Five student groups win Cornell Tech Startup Awards
By Jess Campitiello
Cornell Tech awarded four student startup companies with pre-seed funding worth up to $100,000 in its ninth annual Startup Awards competition. A fifth company won a new startup award focused on public-interest technology.
The awards were announced at Cornell Tech’s Open Studio, the campus’s end-of-year celebration of startups and presentation of cutting-edge research, projects and companies founded at Cornell Tech. A panel of tech industry leaders and executives, along with Cornell and Cornell Tech faculty and staff, selected the winning student teams.
“This year’s Startup Awards finalists have all made major strides in solving problems in health care, data privacy, housing and other fields, and I am incredibly proud of all that they have accomplished in their time at Cornell Tech,” said Greg Morrisett, the Jack and Rilla Neafsey Dean and Vice Provost of Cornell Tech. “It has been a wonderful experience watching these students rise above the challenges of the past year to build some truly impressive companies.”
Startup Award winners receive co-working space at the Tata Innovation Center as part of the $100,000 investment.
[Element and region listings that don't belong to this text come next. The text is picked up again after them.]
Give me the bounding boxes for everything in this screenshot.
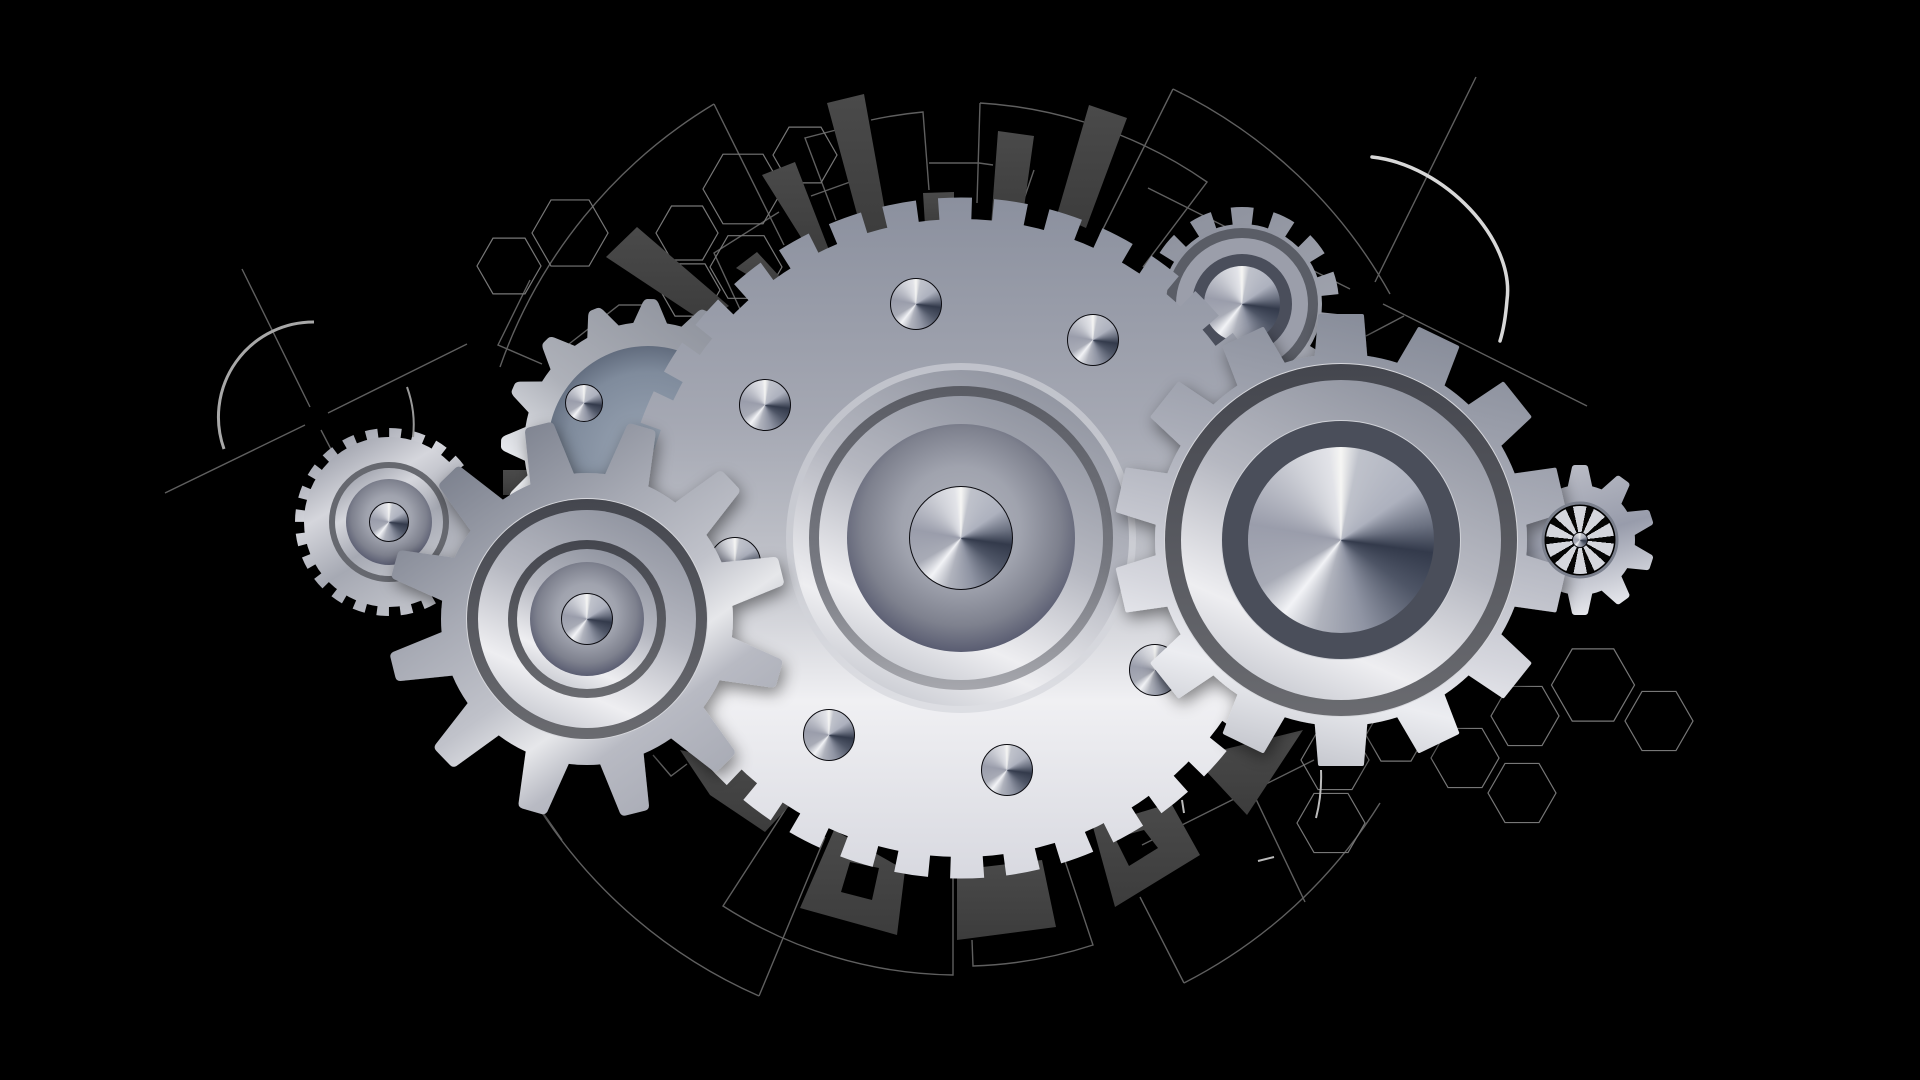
stray arc marks lower right: [1182, 770, 1321, 861]
gear: front left: [380, 410, 800, 830]
gear: upper right (behind main gear): [1154, 216, 1330, 392]
gear: upper left (behind main gear): [500, 299, 712, 496]
main gear hub cap: [909, 486, 1013, 590]
gear: large right: [1110, 310, 1570, 770]
dark radial bars: [503, 94, 1303, 940]
front left gear face: [466, 498, 708, 740]
gear: large main gear: [632, 209, 1290, 867]
gear: small left: [300, 433, 478, 611]
upper-left gear rivet: [565, 384, 603, 422]
hexagon outlines: [477, 127, 1693, 853]
gear illustration: [164, 76, 1694, 996]
bright arc: left: [218, 322, 314, 449]
bright arc: upper right: [1372, 157, 1508, 341]
gear: far right small: [1526, 465, 1653, 615]
wireframe blueprint lines: [165, 77, 1587, 996]
right gear face: [1164, 363, 1518, 717]
main gear rivets: [709, 278, 1181, 796]
far right gear spoked hub: [1543, 503, 1617, 577]
thin arc: left: [407, 387, 414, 437]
The 2022 Startup Award Winners are:
- Kaveat, which helps people understand their contracts by translating the legal jargon into plain English;
- Abstractive Health, which helps doctors read and write clinical notes faster with an automated summary;
- Canary Privacy, which helps businesses test, monitor and fix privacy issues on their websites and apps to protect user data and ensure compliance; and
- Nobul, which empowers patients to take control over their medical care by providing patients tools to help them understand their medical bills, as well as identify and resolve errors.
In addition, MyLÚA Health – a digital maternal care platform that predicts risk of pregnancy complications via a patient app and clinician dashboard – won a new startup award, the Siegel Family Endowment PiTech (Public Interest Tech) Startup Award. The award is for the startup focused on creating the most positive societal impact with their efforts. This new award is made possible by the generosity of Cornell Tech Council Chair David Siegel and the Siegel Family Endowment.
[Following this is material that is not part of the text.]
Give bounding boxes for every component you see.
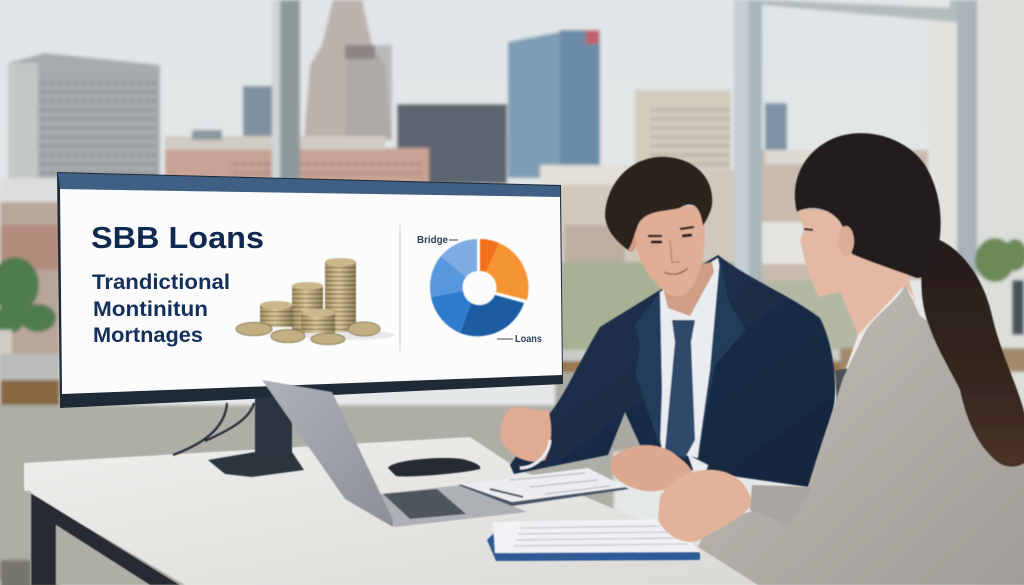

The Startup Awards are a capstone of the Studio curriculum, a critical component of the master’s experience at Cornell Tech which brings together multidisciplinary teams to solve real-world problems. In their final semester, students can choose to form teams and enroll in Startup Studio, where they combine their diverse program disciplines — computer science, operations research and information engineering, business, health tech, urban tech, connective media, electrical and computer engineering, and law — to develop ideas and prototypes for their startup in an academic setting.
Since the inception of Startup Studio in 2014, nine companies have been acquired; the latest is Pilota, which uses machine learning to help the commercial airline industry predict the risk of disruption associated with each flight. Pilota was acquired earlier this year by Hopper.
In total, startups that have been founded and spun out on campus – including Startup Studio and the Runway Startup Postdocs at the Jacobs Technion-Cornell Institute – have raised more than $215 million in funding and employ more than 400 people.
Students who don’t enroll in Startup Studio can take either the BigCo Studio or PiTech Studio tracks. In BigCo Studio, students learn to innovate within larger companies, including navigating complex cultures, pitching to the people who control budgets, and building projects to scale. In PiTech Studio, students focus specifically on product development and business models that accelerate positive change in public, nonprofit, for-profit and hybrid sectors.
Jess Campitiello is the digital communications assistant at Cornell Tech.